La ricerca scientifica e le novità via via introdotte nella pratica medica hanno prodotto risultati incredibili. Ma, così come le malattie evolvono nel tempo, anche le cause di morte per l’umanità si sono modificate nell’arco dei secoli. Johnson identifica il primo della lunga serie degli incidenti stradali con la morte della scienziata irlandese Mary Ward, a bordo di un veicolo sperimentale a vapore, avvenuta nel lontano 1869. Mezzo secolo dopo, «all’epoca in cui Henry Ford aveva appena inventato il Modello T, la tubercolosi era la terza causa di morte negli Stati Uniti. Ma quando, all’inizio degli anni Cinquanta, gli antibiotici raggiunsero le masse, la tubercolosi era stata sostituita da una minaccia interamente costruita creata dall’uomo, ossia dall’automobile». Ci vorrà Ralph Nader e la protesta dei consumatori Usa, a metà degli anni Sessanta, per obbligare le aziende automobilistiche a introdurre le cinture di sicurezza, che avrebbero fatto risparmiare molte vite. Eppure «soltanto un decennio prima, erano state liquidate come una follia, un inconveniente - o peggio ancora - una potenziale minaccia».
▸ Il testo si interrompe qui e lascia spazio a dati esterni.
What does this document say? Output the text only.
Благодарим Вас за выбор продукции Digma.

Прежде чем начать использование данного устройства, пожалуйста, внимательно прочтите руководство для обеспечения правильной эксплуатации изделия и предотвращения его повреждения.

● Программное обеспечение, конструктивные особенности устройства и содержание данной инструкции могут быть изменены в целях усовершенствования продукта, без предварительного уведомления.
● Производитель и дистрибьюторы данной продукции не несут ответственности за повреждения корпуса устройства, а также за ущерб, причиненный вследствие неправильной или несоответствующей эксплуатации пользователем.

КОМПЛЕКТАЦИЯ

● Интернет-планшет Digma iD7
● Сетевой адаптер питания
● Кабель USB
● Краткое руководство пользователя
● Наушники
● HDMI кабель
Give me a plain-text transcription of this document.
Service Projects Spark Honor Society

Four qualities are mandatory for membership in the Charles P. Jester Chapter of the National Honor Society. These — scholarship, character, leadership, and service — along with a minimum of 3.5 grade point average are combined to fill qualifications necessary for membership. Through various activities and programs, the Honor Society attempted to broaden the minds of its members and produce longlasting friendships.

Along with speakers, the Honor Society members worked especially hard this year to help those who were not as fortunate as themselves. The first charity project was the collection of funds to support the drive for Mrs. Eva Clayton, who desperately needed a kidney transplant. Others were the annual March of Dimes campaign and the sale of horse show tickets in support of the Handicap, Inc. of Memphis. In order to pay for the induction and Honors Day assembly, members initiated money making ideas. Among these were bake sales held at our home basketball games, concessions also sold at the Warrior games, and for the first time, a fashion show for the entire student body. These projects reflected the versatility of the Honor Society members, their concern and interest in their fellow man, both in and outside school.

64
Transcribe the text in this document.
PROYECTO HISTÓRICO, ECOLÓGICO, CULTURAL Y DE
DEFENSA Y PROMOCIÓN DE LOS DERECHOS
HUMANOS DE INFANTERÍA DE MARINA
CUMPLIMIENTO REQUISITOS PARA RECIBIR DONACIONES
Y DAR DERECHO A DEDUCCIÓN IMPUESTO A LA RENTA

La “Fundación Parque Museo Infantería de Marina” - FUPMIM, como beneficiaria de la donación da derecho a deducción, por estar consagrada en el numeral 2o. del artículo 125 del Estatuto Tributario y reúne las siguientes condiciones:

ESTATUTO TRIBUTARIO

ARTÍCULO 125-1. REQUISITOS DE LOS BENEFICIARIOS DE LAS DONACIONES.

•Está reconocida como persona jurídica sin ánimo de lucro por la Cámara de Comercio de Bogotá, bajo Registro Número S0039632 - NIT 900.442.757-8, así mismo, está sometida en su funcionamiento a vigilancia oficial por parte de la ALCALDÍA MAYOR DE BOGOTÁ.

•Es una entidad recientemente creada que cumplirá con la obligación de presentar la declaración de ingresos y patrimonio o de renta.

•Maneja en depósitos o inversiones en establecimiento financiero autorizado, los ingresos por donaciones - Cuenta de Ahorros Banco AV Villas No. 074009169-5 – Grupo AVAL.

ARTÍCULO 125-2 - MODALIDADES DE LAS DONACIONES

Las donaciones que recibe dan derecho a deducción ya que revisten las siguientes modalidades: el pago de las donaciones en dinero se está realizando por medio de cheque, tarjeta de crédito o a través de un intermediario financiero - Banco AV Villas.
Oltre alla citata Mary Ward, nel libro si affacciano varie altre donne. Tra queste, la batteriologa statunitense Mary Hunt, soprannominata “Moldy Mary” (ossia “Mary l’ammuffita”) perché passava da un fruttivendolo all’altro cercando le muffe più adatte a produrre penicillina in grande quantità. Non meno curiosa la vicenda di Mary Montagu, alla quale si deve l’adozione della variolizzazione da parte dell’élite britannica nel Settecento. «Ciò che colpisce della storia di Montagu - è la sana provocazione di Johnson - è come si discosti dalle narrazioni convenzionali legate al progresso, secondo cui le nostre vite vengono migliorate grazie alle scoperte di un eroico scienziato, solitamente maschio ed europeo, guidato dalle metodologie empiriche sviluppate durante l’Illuminismo».